Tony Judt on the restrictions that came after 'the sexual revolution' and its consequences on the interactions between men and women
Since the 1970s, Americans assiduously avoid anything that might smack of harassment, even at the risk of forgoing promising friendships and the joys of flirtation. Like men of an earlier decade—though for very different reasons—they are preternaturally wary of missteps. I find this depressing. The Puritans had a sound theological basis for restricting their desires and those of others. But today’s conformists have no such story to tell.
Nevertheless, the anxieties of contemporary sexual relations offer occasional comic relief. When I was Humanities dean at NYU, a promising young professor was accused of improper advances by a graduate student in his department. He had apparently followed her into a supply closet and declared his feelings. Confronted, the professor confessed all, begging me not to tell his wife. My sympathies were divided: the young man had behaved foolishly, but there was no question of intimidation nor had he offered to trade grades for favors. All the same, he was censured. Indeed, his career was ruined—the department later denied him tenure because no women would take his courses. Meanwhile, his “victim” was offered the usual counseling.

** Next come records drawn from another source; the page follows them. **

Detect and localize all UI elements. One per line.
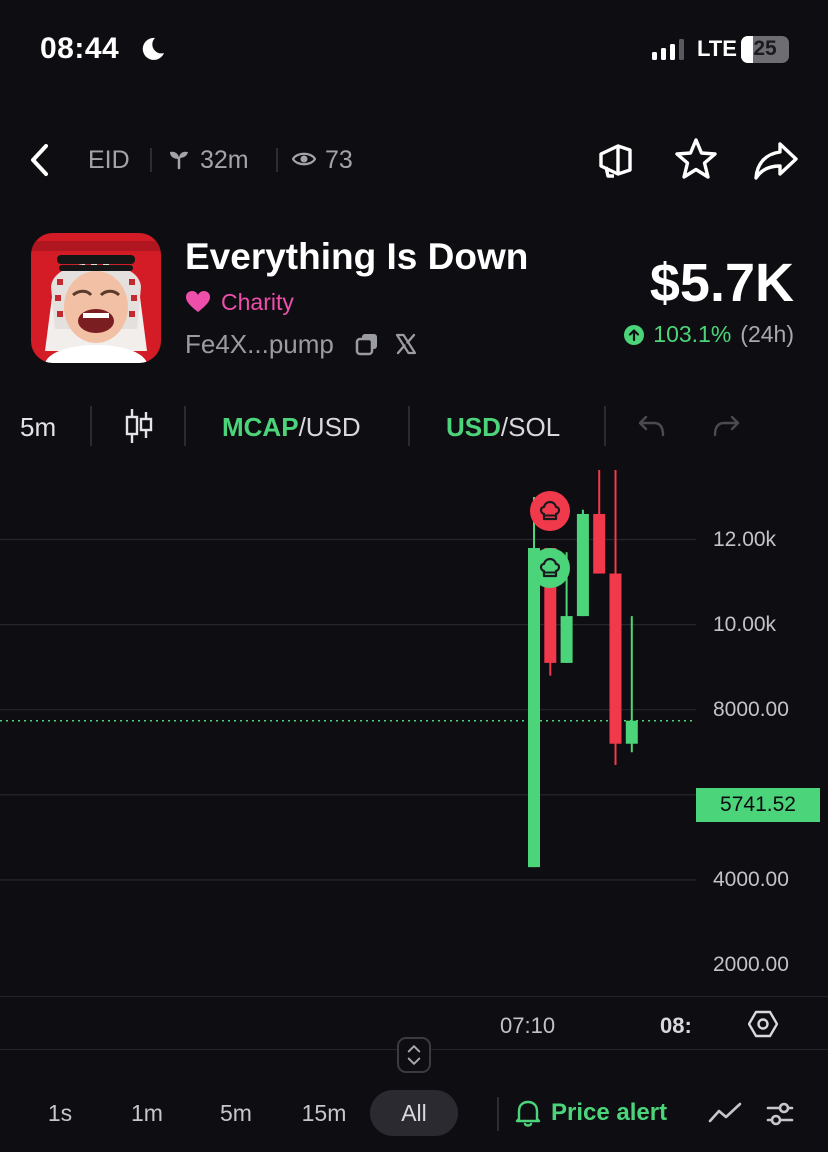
candlestick-chart[interactable] (0, 470, 828, 1000)
divider (276, 148, 278, 172)
dev-buy-marker[interactable] (530, 548, 570, 588)
market-cap-price: $5.7K (649, 253, 794, 313)
price-alert-button[interactable]: Price alert (515, 1090, 667, 1136)
token-ticker: EID (88, 146, 130, 174)
y-tick-label: 4000.00 (713, 868, 789, 891)
y-tick-label: 10.00k (713, 613, 777, 636)
mcap-unit: /USD (298, 412, 361, 442)
candle-body (560, 616, 573, 663)
eye-icon (292, 152, 316, 166)
heart-icon (186, 291, 210, 312)
battery-level: 25 (753, 37, 777, 60)
timeframe-5m[interactable]: 5m (206, 1090, 266, 1136)
current-price-label: 5741.52 (696, 788, 820, 822)
megaphone-icon[interactable] (592, 136, 640, 184)
mcap-usd-toggle[interactable]: MCAP/USD (222, 412, 361, 443)
chef-hat-icon (539, 557, 561, 578)
usd-sol-toggle[interactable]: USD/SOL (446, 412, 560, 443)
divider (90, 406, 92, 446)
network-type: LTE (697, 36, 737, 61)
change-period: (24h) (740, 321, 794, 347)
timeframe-bar: 1s 1m 5m 15m All Price alert (0, 1085, 828, 1145)
dev-sell-marker[interactable] (530, 491, 570, 531)
candlestick-icon[interactable] (124, 406, 154, 446)
line-chart-icon[interactable] (708, 1099, 742, 1127)
bell-icon (515, 1100, 541, 1127)
star-icon[interactable] (672, 136, 720, 184)
candle-body (625, 720, 638, 744)
divider (150, 148, 152, 172)
undo-icon[interactable] (636, 412, 666, 440)
token-category: Charity (221, 289, 294, 315)
back-button[interactable] (22, 138, 62, 182)
chef-hat-icon (539, 500, 561, 521)
x-tick-label: 07:10 (500, 1013, 556, 1038)
y-tick-label: 8000.00 (713, 698, 789, 721)
signal-icon (652, 38, 684, 60)
divider (184, 406, 186, 446)
status-time: 08:44 (40, 32, 120, 65)
price-alert-label: Price alert (551, 1099, 668, 1126)
timeframe-all[interactable]: All (370, 1090, 458, 1136)
chart-toolbar: 5m MCAP/USD USD/SOL (0, 400, 828, 454)
status-bar: 08:44 LTE 25 (0, 0, 828, 100)
usd-unit: /SOL (500, 412, 561, 442)
price-change: 103.1% (24h) (624, 321, 794, 348)
expand-chart-icon[interactable] (397, 1037, 431, 1073)
copy-icon[interactable] (355, 332, 379, 356)
hexagon-settings-icon[interactable] (748, 1009, 778, 1039)
x-twitter-icon[interactable] (394, 332, 418, 356)
price-chart[interactable]: 12.00k 10.00k 8000.00 4000.00 2000.00 57… (0, 470, 828, 1000)
interval-selector[interactable]: 5m (20, 412, 56, 443)
sliders-icon[interactable] (764, 1098, 796, 1130)
candle-body (593, 513, 606, 574)
battery-icon: 25 (741, 36, 789, 63)
arrow-up-circle-icon (624, 324, 645, 345)
share-icon[interactable] (752, 136, 800, 184)
moon-icon (142, 37, 164, 60)
mcap-label: MCAP (222, 412, 299, 442)
token-age: 32m (200, 146, 249, 174)
usd-label: USD (446, 412, 501, 442)
token-avatar (31, 233, 161, 363)
x-tick-label: 08: (660, 1013, 692, 1038)
divider (497, 1097, 499, 1131)
token-nav-bar: EID 32m 73 (0, 128, 828, 192)
y-tick-label: 2000.00 (713, 953, 789, 976)
candle-body (609, 573, 622, 744)
timeframe-15m[interactable]: 15m (292, 1090, 356, 1136)
divider (408, 406, 410, 446)
contract-address: Fe4X...pump (185, 329, 334, 359)
change-percent: 103.1% (653, 321, 732, 347)
divider (604, 406, 606, 446)
sprout-icon (170, 151, 188, 170)
candle-body (528, 548, 540, 868)
timeframe-1s[interactable]: 1s (30, 1090, 90, 1136)
timeframe-1m[interactable]: 1m (117, 1090, 177, 1136)
view-count: 73 (325, 146, 353, 174)
redo-icon[interactable] (712, 412, 742, 440)
token-name: Everything Is Down (185, 236, 529, 277)
y-tick-label: 12.00k (713, 528, 777, 551)
candle-body (576, 513, 589, 617)
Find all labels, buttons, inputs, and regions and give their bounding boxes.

For some reason, I don't think that there was ever a sexual revolution. America is suffering from the fact that it has religionized both sex and gender more than any country in what some call condescendingly the modern world. Sexual harassment has nothing to do with sex, but solely with that conviction that some have that they are entitled to sex because of who they are, what they represent or whatever else. Judt is missing the point, by trivializing the issue in order to address the fact that to America, good sex is an oxymoron and therefore has to be cleaned and taken away from the environment where children, young people are learning.